Biscuit Pudding with Bourbon Sauce
For biscuit pudding:
4 or 5 leftover biscuits
2 cups milk
1 cup sugar
1 teaspoon vanilla
1/2 teaspoon cinnamon
1 tablespoon butter, diced
Crumble biscuits in greased baking dish. I used a 9 X 9 glass dish.
Pour 1 cup of milk over the biscuits.
After the biscuits have soaked up enough milk to become soft, add the sugar. Next, add eggs one at a time mixing after each one.
Mix remaining milk with vanilla extract and cinnamon. Pour into dish and dot with butter.
Bake at 325 degrees for 40 to 45 minutes until the top is firm. The custard will still jiggle but not slosh. Remove from oven. It’s normal for the pudding to deflate.

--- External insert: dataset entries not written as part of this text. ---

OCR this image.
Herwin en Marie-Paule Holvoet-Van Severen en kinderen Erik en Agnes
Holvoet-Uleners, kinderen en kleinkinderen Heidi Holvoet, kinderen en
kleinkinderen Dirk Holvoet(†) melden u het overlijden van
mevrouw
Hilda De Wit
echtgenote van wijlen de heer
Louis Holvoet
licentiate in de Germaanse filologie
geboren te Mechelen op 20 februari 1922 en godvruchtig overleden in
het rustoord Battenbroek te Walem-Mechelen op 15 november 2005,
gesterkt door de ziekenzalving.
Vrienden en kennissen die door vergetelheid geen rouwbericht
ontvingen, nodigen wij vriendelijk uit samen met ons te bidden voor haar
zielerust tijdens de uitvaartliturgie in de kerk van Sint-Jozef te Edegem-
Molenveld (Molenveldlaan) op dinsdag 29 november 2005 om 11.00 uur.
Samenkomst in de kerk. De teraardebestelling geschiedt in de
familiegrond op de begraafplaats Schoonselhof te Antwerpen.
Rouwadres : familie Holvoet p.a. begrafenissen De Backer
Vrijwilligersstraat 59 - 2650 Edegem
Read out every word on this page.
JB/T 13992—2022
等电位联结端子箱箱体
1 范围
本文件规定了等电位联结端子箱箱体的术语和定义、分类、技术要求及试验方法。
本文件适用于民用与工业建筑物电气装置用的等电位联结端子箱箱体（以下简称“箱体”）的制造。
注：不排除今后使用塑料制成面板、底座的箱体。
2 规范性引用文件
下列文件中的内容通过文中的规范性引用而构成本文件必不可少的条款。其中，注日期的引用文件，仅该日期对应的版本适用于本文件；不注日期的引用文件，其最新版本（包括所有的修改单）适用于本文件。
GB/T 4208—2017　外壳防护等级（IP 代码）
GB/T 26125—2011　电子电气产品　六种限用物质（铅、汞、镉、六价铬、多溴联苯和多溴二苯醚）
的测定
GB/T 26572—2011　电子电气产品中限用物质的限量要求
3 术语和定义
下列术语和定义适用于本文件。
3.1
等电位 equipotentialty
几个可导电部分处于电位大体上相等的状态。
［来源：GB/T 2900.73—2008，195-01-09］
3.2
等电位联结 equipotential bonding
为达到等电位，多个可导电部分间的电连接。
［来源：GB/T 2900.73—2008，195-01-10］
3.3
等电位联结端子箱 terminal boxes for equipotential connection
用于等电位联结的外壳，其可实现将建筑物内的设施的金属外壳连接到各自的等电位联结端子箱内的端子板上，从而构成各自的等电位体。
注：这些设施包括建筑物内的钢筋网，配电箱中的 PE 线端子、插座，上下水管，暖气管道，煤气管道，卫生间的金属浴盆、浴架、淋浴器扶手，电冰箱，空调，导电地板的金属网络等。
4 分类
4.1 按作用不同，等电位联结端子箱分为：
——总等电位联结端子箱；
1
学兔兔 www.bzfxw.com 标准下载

Serve warm with warm Bourbon Sauce.
For bourbon sauce:
I substituted brown sugar for white because wanted a rich, butterscotch-y flavor. I omitted the corn syrup, also. This sauce would be great served warm over vanilla ice cream. If you want to omit the bourbon, you’ll still have a great tasting sauce. Bourbon adds smoothness and richness.
1 cup brown sugar
6 tablespoons butter
1/2 cup buttermilk
1 tablespoon Bourbon (I used Jim Beam)
1/2 teaspoon baking soda
1 teaspoon vanilla
Add all ingredients to a small saucepan and bring to a boil stirring frequently. Boil for one minute and remove from heat. Serve warm.